The BJP’s electoral strategy in the Ajmer bypoll exemplifies that the cruelest derider of their message of development for all isn’t the Congress but they themselves. The conch blown before the campaign begins with an idea of all-inclusive development, and as the election date approaches, the party does an unreserved volte face and the ugly head of polarisation rears up. By abandoning all talk of development and the prime minister’s pet slogan – sabka saath sabka vikaas – the BJP disowns its most essential idea of development. It preaches an exclusivist ideology, which simultaneously segregates and integrates, divides and unites. This gives an impression that BJP’s social, economic and political policies are generally a mask, which is changed at appropriate moments to suit its political needs. The BJP has so far successfully employed this tactic to nullify caste equations with the powerful coalescing effect of identity-driven majoritarianism.
However, the victory of Congress in the Ajmer parliamentary bypoll signals the Rajasthan voter’s aversion towards the BJP’s message of polarisation.
The Congress countered the BJP with a positive campaign, providing an outline of an alternative empathetic model of governance, and exposing the various failures and false promises made by Raje government. It tapped into the growing resentment among the electorate over rising agrarian distress, arbitrary privatisation of key public infrastructure and strikes by doctors and revenue services staff demanding improved work conditions and salary benefits. Other key issues exercising the Ajmer voter’s mind this time included the underwhelming progress on the Smart City project, price rise and compliance challenges faced by the trading community owing to the poor implementation of the Goods and Services Tax.
Another key driver of the Congress’s victory was the leadership and popularity of state unit chief Sachin Pilot, who infused a sense of direction and confidence in the rank and file and mined the building-up mood for change in the electorate.

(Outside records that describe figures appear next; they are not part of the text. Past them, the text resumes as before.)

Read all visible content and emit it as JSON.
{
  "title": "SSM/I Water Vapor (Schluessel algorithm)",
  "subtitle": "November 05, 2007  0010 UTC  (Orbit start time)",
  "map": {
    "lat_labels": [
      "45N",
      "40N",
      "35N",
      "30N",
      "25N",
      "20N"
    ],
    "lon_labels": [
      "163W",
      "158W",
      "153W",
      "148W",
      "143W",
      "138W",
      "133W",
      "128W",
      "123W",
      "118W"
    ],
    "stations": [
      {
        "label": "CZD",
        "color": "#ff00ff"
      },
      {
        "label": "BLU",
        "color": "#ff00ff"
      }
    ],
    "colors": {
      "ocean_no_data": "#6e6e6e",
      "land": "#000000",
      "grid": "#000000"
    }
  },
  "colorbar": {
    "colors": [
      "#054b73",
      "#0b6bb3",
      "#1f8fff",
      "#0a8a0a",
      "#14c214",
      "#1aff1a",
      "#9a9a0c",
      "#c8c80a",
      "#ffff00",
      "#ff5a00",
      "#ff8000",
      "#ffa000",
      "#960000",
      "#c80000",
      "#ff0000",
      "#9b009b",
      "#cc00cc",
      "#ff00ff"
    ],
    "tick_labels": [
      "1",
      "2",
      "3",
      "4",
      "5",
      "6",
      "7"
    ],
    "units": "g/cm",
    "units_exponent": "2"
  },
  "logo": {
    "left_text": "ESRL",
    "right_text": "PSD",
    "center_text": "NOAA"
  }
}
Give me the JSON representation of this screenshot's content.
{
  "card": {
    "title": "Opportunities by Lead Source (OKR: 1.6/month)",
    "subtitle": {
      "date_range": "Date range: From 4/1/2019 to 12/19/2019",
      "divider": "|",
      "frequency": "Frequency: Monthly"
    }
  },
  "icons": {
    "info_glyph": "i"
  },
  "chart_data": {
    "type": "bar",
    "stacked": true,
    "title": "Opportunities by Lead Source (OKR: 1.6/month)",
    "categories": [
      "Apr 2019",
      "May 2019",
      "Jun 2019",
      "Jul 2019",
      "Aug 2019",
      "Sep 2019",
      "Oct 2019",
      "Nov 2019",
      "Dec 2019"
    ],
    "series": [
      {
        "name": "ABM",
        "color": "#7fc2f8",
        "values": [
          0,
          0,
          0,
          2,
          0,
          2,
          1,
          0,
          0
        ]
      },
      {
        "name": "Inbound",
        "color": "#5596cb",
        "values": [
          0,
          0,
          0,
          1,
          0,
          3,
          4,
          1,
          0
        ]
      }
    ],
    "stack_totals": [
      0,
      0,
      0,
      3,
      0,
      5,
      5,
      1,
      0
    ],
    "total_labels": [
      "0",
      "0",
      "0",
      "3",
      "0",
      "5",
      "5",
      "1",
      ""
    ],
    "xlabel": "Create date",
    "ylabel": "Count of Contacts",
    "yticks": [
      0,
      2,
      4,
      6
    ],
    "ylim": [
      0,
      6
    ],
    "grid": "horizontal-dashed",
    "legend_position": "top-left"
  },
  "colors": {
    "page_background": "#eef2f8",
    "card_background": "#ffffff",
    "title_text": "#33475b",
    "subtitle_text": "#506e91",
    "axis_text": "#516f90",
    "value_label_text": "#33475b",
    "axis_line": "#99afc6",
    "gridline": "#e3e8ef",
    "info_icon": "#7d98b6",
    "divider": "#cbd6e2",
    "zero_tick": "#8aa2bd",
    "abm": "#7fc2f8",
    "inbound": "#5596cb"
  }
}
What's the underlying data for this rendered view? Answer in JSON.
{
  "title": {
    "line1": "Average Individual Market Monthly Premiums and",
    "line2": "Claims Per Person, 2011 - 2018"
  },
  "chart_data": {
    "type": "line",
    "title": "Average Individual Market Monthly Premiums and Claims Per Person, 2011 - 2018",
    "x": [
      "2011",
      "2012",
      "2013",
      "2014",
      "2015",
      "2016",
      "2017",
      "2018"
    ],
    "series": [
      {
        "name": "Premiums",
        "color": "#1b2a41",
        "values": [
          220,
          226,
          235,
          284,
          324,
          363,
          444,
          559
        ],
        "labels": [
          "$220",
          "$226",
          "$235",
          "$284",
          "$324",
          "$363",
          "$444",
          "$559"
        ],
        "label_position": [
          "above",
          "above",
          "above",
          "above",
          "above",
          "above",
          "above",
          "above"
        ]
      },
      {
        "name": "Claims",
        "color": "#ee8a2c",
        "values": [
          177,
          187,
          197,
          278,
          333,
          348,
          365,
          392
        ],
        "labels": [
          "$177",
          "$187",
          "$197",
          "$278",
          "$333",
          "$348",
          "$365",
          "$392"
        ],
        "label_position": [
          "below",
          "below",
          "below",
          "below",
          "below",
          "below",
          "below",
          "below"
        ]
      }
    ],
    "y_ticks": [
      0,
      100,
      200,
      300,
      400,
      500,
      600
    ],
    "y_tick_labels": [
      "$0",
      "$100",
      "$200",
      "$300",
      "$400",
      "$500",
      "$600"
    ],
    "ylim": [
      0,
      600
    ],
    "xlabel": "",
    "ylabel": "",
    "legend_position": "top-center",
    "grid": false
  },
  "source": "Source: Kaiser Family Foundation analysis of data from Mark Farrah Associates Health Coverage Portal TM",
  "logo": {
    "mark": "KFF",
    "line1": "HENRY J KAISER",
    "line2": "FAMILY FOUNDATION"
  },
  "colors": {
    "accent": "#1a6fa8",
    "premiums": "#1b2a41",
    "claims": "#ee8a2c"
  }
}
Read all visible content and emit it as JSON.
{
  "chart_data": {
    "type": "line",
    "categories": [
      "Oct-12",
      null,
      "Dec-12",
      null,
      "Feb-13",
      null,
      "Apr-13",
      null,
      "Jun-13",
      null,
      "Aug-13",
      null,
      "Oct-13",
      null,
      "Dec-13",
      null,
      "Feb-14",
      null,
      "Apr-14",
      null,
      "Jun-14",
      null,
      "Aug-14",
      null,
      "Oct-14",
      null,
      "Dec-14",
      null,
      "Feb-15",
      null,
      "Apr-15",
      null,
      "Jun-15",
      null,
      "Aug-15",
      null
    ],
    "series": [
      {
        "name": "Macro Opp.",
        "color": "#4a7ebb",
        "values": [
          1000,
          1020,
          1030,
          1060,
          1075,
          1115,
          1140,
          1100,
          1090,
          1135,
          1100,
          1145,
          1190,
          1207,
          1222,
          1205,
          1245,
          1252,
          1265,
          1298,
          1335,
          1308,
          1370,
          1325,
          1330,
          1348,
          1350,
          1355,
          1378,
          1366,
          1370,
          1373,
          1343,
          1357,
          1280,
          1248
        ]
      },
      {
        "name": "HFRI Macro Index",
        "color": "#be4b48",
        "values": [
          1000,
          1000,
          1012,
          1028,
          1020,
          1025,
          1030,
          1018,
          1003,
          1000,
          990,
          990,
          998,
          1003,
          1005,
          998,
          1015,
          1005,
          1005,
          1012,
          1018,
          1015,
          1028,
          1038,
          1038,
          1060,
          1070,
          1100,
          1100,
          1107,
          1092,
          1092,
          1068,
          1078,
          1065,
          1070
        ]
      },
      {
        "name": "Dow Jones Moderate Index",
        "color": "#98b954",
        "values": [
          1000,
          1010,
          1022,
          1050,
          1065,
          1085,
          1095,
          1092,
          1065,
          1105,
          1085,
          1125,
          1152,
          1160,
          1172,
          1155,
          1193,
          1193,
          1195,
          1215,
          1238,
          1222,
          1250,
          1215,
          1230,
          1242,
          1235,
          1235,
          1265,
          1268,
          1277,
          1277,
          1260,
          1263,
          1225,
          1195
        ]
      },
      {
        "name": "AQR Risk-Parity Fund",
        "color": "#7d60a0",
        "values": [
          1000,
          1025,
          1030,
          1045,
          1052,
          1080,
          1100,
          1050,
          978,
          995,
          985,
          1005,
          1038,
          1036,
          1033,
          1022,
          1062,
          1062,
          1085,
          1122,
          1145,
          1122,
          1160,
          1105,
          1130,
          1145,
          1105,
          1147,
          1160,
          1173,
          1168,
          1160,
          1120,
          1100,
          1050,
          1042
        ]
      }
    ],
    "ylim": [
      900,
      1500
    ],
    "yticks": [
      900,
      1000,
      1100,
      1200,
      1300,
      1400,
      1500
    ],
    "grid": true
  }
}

Clearly, the dynamism of Congress’s positive messaging obliterated the vile politics of polarisation. The BJP thought that by putting up the son of a deceased parliamentarian, it would garner sympathy votes of a particular caste and get the rest on board by resorting to divisive politics. The BJP was prompted to embrace the divisive formula which had yielded rich political dividends for them in Bihar, Uttar Pradesh and even Gujarat. But the electorate in Ajmer repudiated this strategy hands down.
The results in Ajmer, Alwar and Mandalgarh clearly show that the Raje government is on a sticky wicket. It is losing popularity and support considerably by the day. Perhaps, it’s time for Raje to remind herself of Shah’s claim regarding BJP promoting ‘politics of performance,’ which it very conveniently has chosen to forget. To conclude, a disgruntled young government in-service doctor in Ajmer assuredly shared his displeasure, saying, “Modi se bair nahin, Vasundhara teri khair nahin (We don’t oppose Modi, but won’t spare Vasundhara).”
Vandana Seth is a Research Scholar who covered the Ajmer bypoll.